Since I started keeping all my financial records in double entry bookkeeping, I tried a few different solutions. First I used GnuCash, but that proved to be a horrible experience when importing my account statements. I basically had to choose the payee account from drop-down menus in the import wizard on a per transaction basis. I also disapproved of the XML file which looked unnecessarily complicated and got quite large.

Then I migrated my books to ledger and never looked back. Finally I felt in control of the whole flow: a simple text file is all I need to maintain. So I adapted my importer scripts (by this time I had a few, initially to convert CSV/XML to QIF that I could import into GnuCash). However, the problem of finding the right account to write the bookkeeping remained unsolved. I tried a few alternatives (ledger --xact, reckon, etc.) but none seemed to work reliably enough.

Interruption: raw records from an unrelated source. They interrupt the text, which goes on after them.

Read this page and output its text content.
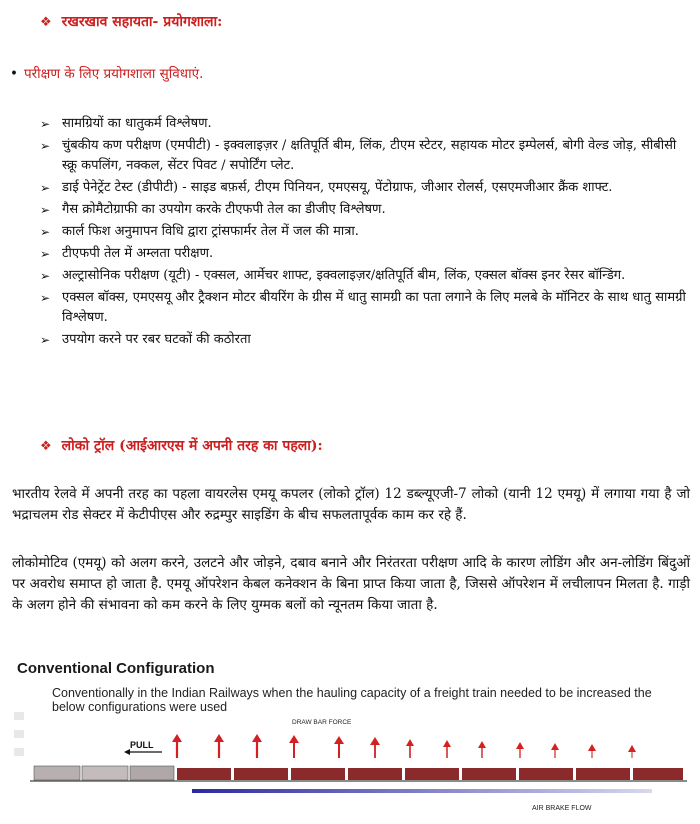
❖ रखरखाव सहायता- प्रयोगशाला:
• परीक्षण के लिए प्रयोगशाला सुविधाएं.
➢ सामग्रियों का धातुकर्म विश्लेषण.
➢ चुंबकीय कण परीक्षण (एमपीटी) - इक्वलाइज़र / क्षतिपूर्ति बीम, लिंक, टीएम स्टेटर, सहायक मोटर इम्पेलर्स, बोगी वेल्ड जोड़, सीबीसी स्क्रू कपलिंग, नक्कल, सेंटर पिवट / सपोर्टिंग प्लेट.
➢ डाई पेनेट्रेंट टेस्ट (डीपीटी) - साइड बफ़र्स, टीएम पिनियन, एमएसयू, पेंटोग्राफ, जीआर रोलर्स, एसएमजीआर क्रैंक शाफ्ट.
➢ गैस क्रोमैटोग्राफी का उपयोग करके टीएफपी तेल का डीजीए विश्लेषण.
➢ कार्ल फिश अनुमापन विधि द्वारा ट्रांसफार्मर तेल में जल की मात्रा.
➢ टीएफपी तेल में अम्लता परीक्षण.
➢ अल्ट्रासोनिक परीक्षण (यूटी) - एक्सल, आर्मेचर शाफ्ट, इक्वलाइज़र/क्षतिपूर्ति बीम, लिंक, एक्सल बॉक्स इनर रेसर बॉन्डिंग.
➢ एक्सल बॉक्स, एमएसयू और ट्रैक्शन मोटर बीयरिंग के ग्रीस में धातु सामग्री का पता लगाने के लिए मलबे के मॉनिटर के साथ धातु सामग्री विश्लेषण.
➢ उपयोग करने पर रबर घटकों की कठोरता
❖ लोको ट्रॉल (आईआरएस में अपनी तरह का पहला):

भारतीय रेलवे में अपनी तरह का पहला वायरलेस एमयू कपलर (लोको ट्रॉल) 12 डब्ल्यूएजी-7 लोको (यानी 12 एमयू) में लगाया गया है जो भद्राचलम रोड सेक्टर में केटीपीएस और रुद्रम्पुर साइडिंग के बीच सफलतापूर्वक काम कर रहे हैं.

लोकोमोटिव (एमयू) को अलग करने, उलटने और जोड़ने, दबाव बनाने और निरंतरता परीक्षण आदि के कारण लोडिंग और अन-लोडिंग बिंदुओं पर अवरोध समाप्त हो जाता है. एमयू ऑपरेशन केबल कनेक्शन के बिना प्राप्त किया जाता है, जिससे ऑपरेशन में लचीलापन मिलता है. गाड़ी के अलग होने की संभावना को कम करने के लिए युग्मक बलों को न्यूनतम किया जाता है.

Conventional Configuration
Conventionally in the Indian Railways when the hauling capacity of a freight train needed to be increased the below configurations were used
DRAW BAR FORCE
PULL
AIR BRAKE FLOW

This got me thinking about the underlying problem. What is the best algorithm for matching a bank account transaction to a bookkeeping account?

The matching algorithm

Assuming you have any sort of financial history in your ledger, you have most likely already invented a number of bookkeeping accounts to label the sources and sinks of your money. For example Income:Salary is where your salary comes from, and Expenses:Rent is where each month’s rent payment is booked. When adding new transactions, they will most likely fall in one of the existing categories, since they will be, for the most part, new instances of recurring transactions you already have in your books (like paying the rent, or shopping once again in your favourite grocery store). When considering a new transaction to be added to your ledger, the fundamental question is this: which of these bookkeeping accounts should be chosen as the counterparty?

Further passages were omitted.